The original test part was made from maraging steel to test the feasibility of geometries which resulted in demonstrating the viability of additively manufacturing a complete turbo wheel without the need for supporting low-angled features. The surface finish still had to be optimized and geometric tolerances in the as-printed conditions as close to the CAD model as possible. L-PBF often uses a contour followed by infill melt strategy to obtain parts with superior surface finish. If an insufficient overlap is used between the contour and infill, it can result in porosity at the contour-infill interface thereby making the part susceptible to premature failure. The part was tested with 1 contour pass and 5 contour passes. When melting with 5 contour passes, the surface had increased porosity compared to a single pass.

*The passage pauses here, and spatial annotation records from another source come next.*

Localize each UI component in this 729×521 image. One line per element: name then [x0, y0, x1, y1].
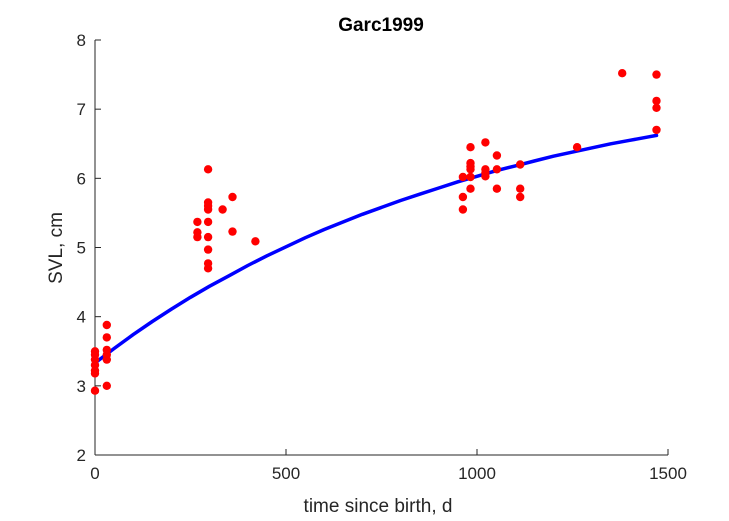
data-point: [492, 184, 502, 193]
y-tick-label: 5: [77, 239, 86, 258]
data-point: [618, 69, 627, 78]
data-point: [203, 232, 213, 242]
data-point: [102, 320, 112, 330]
data-point: [218, 205, 227, 214]
chart-title: Garc1999: [338, 15, 424, 36]
data-point: [652, 103, 661, 113]
data-point: [203, 259, 213, 268]
data-point: [516, 160, 525, 169]
data-point: [652, 96, 661, 106]
y-tick-label: 6: [77, 169, 86, 188]
fit-curve: [93, 133, 659, 365]
data-point: [251, 237, 260, 246]
data-point: [228, 227, 237, 236]
y-tick-label: 3: [77, 377, 86, 396]
data-points-layer: [90, 69, 661, 395]
data-point: [481, 165, 490, 174]
data-point: [228, 192, 237, 202]
fit-curve-layer: [93, 133, 659, 365]
data-point: [203, 165, 213, 174]
data-point: [193, 217, 202, 227]
x-axis-label: time since birth, d: [304, 496, 453, 517]
y-tick-label: 4: [77, 308, 86, 327]
y-axis-label: SVL, cm: [46, 212, 67, 284]
y-tick-label: 7: [77, 100, 86, 119]
data-point: [516, 192, 525, 202]
x-tick-label: 500: [272, 464, 300, 483]
data-point: [102, 381, 112, 390]
data-point: [458, 192, 468, 202]
data-point: [458, 205, 468, 214]
data-point: [572, 143, 582, 152]
x-tick-label: 0: [90, 464, 99, 483]
data-point: [466, 184, 475, 193]
axis-ticks: 0 500 1000 1500 2 3 4 5 6 7 8: [77, 31, 687, 483]
data-point: [652, 70, 661, 79]
data-point: [90, 386, 100, 395]
y-tick-label: 2: [77, 446, 86, 465]
data-point: [203, 245, 213, 254]
data-point: [652, 125, 661, 135]
y-tick-label: 8: [77, 31, 86, 50]
plot-area: 0 500 1000 1500 2 3 4 5 6 7 8: [77, 31, 687, 483]
data-point: [492, 165, 502, 174]
data-point: [516, 184, 525, 193]
data-point: [481, 138, 490, 147]
data-point: [203, 198, 213, 207]
data-point: [193, 228, 202, 237]
data-point: [458, 172, 468, 182]
x-tick-label: 1000: [458, 464, 496, 483]
data-point: [90, 347, 100, 356]
data-point: [466, 172, 475, 182]
x-tick-label: 1500: [649, 464, 687, 483]
data-point: [492, 151, 502, 160]
data-point: [102, 333, 112, 342]
data-point: [466, 143, 475, 152]
data-point: [203, 217, 213, 227]
data-point: [102, 345, 112, 355]
data-point: [466, 158, 475, 168]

With the need for a rugged, heat resistant material, Inconel 718 was chosen. When printed with Inconel 718, a support structure on the bottom of the wheel was required. AddUp printed a simulation test build of 9 impeller wheels using Inconel 718. Following post processing, two wheels were selected to be balance tested.
(a) Optical micrograph of single contour pass downskin
(b) Optical micrograph of downskin using five contour passes. Although more contour passes may be useful, the position of the outermost contour drives surface finish as shown by partially melted particles clinging to the surface in.
Geometric tolerances measured from light-scanning of turbo wheels with the outer contour extending the following distance beyond CAD boundary:
- (a) #08 at 36µm
- (b) #11 at 11µm
- (c) #13 at 61µm and
- (d) #19 at 36µm but melted outer to inner.
|3D printer make and model||AddUp FormUp 350|
|Build Plate size||350 x 350 mm2|
|Number of parts per batch||25|
|Print time per batch||32.28 hours|
|Material Cost estimate for Inconel 718||$70/kg|
|Mass of part||0.311 kg|
|Mass of support material||0.05 kg|
|Depowder time per batch||0.5 hours|
|Support Removal time per batch||30 hours|
|Post processing time per batch (heat treatment)||12 hours|
|Annual volume required||100,000 units a year|